Find an area that is extremely ventilated and out of direct sunlight. We painted the first coat on outside in the shade- it was not an ideal location- the smallest amount of wind created a lot of overspray build-up. The best area would be an open garage.
Step 6: SPRAY ON THE PLASTI-DIP
Wear a mask. It is helpful if you have someone that will follow you carrying the paint turbine as you go. Paint in sections as you work your way around the car. COVER EVERYTHING! Even lay on the ground to get the hard to see areas along the bottom of the car!
The first layer is your bonding layer- It is very important that this is a light dusting (50 -60% transparency). This will allow the rest of the layers to bond and stick to the paint. Spray in a clean sweeping motion, making sure to hold the sprayer 6–8 inches away from the area. Allow plasti dip to dry 15-30 minutes between each layer.
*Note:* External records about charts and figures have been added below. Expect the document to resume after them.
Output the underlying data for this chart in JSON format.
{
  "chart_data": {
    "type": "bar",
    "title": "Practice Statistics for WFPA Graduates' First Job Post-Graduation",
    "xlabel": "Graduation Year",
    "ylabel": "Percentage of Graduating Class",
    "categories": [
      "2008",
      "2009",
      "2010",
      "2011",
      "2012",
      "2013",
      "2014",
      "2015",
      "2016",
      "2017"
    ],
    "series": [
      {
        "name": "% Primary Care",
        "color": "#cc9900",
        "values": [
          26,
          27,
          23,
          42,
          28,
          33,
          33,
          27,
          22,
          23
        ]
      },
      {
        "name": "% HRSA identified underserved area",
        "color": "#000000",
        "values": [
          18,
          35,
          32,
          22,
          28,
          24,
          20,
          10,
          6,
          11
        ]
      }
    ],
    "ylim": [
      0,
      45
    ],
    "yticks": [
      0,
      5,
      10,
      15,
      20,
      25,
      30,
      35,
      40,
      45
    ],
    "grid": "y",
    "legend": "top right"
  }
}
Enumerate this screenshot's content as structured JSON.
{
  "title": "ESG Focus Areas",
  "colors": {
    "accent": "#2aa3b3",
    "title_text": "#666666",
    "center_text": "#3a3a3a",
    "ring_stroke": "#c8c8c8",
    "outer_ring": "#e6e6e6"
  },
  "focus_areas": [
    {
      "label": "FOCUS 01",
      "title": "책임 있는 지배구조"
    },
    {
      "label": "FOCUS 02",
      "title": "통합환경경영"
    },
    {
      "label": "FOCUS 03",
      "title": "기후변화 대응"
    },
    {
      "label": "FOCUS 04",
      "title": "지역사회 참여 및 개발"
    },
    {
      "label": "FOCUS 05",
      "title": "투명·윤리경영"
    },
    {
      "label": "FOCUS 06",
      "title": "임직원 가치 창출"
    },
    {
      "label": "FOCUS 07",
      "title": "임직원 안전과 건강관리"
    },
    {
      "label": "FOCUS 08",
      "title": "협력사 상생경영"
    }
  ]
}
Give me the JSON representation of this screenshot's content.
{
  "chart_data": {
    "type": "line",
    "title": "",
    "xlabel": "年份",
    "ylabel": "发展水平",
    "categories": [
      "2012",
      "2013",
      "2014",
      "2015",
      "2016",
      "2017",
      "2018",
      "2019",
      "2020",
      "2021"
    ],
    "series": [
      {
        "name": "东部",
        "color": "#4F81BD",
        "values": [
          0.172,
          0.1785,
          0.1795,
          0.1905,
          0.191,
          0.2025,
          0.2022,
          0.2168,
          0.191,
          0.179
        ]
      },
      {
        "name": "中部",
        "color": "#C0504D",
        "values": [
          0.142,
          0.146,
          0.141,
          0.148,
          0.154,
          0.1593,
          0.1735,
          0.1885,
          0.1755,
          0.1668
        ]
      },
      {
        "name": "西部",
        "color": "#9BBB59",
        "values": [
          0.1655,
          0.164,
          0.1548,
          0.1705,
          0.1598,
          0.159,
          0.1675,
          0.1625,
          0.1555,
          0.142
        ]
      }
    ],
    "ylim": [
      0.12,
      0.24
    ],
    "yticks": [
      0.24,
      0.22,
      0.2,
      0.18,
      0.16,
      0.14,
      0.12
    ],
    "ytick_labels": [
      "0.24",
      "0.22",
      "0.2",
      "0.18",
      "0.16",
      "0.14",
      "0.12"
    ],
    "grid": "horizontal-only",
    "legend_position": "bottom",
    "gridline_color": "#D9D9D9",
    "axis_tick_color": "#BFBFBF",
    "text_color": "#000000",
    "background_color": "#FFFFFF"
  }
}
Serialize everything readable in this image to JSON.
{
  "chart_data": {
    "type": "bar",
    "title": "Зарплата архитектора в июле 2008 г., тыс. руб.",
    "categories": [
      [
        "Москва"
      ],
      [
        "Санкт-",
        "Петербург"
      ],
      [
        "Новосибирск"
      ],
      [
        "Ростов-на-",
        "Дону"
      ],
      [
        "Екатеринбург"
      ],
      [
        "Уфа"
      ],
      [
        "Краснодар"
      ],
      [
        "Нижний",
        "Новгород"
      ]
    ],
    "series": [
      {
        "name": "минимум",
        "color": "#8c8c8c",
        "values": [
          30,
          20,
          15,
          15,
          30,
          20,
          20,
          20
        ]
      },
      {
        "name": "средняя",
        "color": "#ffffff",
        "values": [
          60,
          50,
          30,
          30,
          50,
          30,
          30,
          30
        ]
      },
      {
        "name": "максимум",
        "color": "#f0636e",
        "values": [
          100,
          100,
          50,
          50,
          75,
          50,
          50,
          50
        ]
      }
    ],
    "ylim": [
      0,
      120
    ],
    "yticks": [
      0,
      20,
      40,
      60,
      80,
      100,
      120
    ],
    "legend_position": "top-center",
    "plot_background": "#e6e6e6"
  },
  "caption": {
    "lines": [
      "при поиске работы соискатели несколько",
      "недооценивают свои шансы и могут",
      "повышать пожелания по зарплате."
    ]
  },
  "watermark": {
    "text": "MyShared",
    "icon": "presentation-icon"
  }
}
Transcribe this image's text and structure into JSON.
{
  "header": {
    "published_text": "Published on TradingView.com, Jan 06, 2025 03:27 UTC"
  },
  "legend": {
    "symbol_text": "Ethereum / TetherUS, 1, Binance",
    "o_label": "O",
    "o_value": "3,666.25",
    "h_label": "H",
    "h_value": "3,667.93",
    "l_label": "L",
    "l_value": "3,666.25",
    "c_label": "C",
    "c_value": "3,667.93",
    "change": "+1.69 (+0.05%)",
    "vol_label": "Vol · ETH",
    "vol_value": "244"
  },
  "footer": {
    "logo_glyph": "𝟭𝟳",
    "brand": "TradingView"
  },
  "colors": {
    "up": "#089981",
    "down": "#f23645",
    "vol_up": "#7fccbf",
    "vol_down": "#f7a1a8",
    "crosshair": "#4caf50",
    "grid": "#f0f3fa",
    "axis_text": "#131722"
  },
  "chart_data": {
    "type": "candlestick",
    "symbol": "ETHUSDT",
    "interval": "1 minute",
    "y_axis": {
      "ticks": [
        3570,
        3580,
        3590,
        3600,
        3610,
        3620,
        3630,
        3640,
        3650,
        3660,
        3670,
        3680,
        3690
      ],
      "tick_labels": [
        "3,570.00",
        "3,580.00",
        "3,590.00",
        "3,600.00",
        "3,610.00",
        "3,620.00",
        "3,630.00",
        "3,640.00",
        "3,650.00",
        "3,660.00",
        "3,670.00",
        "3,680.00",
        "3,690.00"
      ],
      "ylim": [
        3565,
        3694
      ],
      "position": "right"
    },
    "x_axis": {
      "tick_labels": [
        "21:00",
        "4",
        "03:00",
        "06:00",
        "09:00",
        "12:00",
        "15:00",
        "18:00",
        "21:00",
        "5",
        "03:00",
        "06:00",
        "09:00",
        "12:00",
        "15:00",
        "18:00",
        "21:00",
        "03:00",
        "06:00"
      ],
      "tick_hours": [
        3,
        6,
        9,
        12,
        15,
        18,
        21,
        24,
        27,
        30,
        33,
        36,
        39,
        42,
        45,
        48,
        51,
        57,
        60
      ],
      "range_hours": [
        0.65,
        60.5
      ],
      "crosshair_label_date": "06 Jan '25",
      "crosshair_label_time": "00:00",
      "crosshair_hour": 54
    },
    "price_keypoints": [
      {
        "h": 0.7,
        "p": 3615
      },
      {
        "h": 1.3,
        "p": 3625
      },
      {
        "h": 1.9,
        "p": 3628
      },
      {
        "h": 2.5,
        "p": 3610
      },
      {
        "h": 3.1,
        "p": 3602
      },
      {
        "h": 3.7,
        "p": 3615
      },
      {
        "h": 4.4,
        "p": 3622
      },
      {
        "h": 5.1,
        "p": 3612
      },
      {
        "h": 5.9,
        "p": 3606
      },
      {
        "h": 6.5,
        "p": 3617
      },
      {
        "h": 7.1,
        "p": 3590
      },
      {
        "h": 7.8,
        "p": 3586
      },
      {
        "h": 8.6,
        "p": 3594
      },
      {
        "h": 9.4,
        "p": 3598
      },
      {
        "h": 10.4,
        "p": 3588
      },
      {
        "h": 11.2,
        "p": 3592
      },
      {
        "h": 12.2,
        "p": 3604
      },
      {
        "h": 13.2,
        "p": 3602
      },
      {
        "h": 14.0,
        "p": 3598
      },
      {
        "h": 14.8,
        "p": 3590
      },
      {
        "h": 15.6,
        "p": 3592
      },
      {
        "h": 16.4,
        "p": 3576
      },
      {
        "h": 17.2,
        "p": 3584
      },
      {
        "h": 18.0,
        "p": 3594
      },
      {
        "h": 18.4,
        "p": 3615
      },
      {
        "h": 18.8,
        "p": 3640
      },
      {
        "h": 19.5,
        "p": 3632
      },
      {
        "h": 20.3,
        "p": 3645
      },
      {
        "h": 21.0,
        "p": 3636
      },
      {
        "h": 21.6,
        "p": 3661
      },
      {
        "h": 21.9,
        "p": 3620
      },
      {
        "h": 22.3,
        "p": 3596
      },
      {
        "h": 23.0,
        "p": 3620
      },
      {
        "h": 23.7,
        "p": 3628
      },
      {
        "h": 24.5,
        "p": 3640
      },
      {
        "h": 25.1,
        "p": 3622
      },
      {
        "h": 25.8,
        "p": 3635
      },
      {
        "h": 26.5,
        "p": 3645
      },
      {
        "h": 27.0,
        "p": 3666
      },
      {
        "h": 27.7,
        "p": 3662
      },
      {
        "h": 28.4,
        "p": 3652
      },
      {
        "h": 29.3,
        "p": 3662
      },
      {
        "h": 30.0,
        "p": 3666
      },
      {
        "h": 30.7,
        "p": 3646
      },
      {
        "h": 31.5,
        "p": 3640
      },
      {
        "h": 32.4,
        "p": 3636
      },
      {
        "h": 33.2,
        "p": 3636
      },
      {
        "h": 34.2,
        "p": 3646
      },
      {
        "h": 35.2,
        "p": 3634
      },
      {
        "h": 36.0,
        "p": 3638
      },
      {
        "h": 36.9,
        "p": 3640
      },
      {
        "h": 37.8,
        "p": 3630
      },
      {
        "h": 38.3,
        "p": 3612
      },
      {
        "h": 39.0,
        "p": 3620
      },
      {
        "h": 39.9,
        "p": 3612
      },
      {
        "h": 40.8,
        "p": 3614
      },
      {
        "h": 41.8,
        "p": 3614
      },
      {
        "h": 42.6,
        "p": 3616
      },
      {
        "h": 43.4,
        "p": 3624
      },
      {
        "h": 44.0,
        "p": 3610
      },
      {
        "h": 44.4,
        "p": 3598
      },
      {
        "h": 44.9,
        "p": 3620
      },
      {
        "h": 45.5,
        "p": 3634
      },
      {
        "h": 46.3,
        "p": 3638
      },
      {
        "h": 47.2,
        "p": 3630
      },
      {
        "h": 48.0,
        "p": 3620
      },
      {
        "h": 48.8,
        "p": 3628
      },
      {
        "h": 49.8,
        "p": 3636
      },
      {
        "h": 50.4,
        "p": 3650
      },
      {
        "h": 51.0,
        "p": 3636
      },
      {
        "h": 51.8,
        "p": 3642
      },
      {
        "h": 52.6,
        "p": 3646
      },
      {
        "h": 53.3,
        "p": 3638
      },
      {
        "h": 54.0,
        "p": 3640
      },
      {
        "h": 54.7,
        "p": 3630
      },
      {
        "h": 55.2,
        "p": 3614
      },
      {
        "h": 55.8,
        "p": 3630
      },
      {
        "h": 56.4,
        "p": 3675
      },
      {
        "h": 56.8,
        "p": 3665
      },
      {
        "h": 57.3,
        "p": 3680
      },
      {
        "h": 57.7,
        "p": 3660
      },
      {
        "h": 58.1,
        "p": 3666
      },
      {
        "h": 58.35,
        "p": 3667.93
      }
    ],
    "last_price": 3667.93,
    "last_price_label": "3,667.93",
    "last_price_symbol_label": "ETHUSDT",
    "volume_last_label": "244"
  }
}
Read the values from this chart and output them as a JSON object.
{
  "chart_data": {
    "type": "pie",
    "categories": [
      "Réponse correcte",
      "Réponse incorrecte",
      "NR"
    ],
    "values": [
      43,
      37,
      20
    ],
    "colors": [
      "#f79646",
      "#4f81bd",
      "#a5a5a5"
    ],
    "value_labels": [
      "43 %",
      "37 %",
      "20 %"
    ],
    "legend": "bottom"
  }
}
We painted six layers of Aluminum plasti-dip and three layers of Silver Metalizer.
Step 7: REMOVE THE TAPE
After the final layer is applied, immediately remove any tape or newspaper from the car before plasti-dip dries.
Step 8: CURE IT!
At this point the plasti-dip will take 4 hours to fully cure. DON'T TOUCH IT. And at ALL costs, avoid any substance that may cause damage to the area.
Step 9: FINISHING TOUCHES
After it cured we put the emblems, etc. back on, replaced our sill-plates, hub caps, antenna and seat covers and added the C-Stripe decal.
This is a big job. Take your time and do it well. It took three of us working on it every open opportunity seven weeks to complete.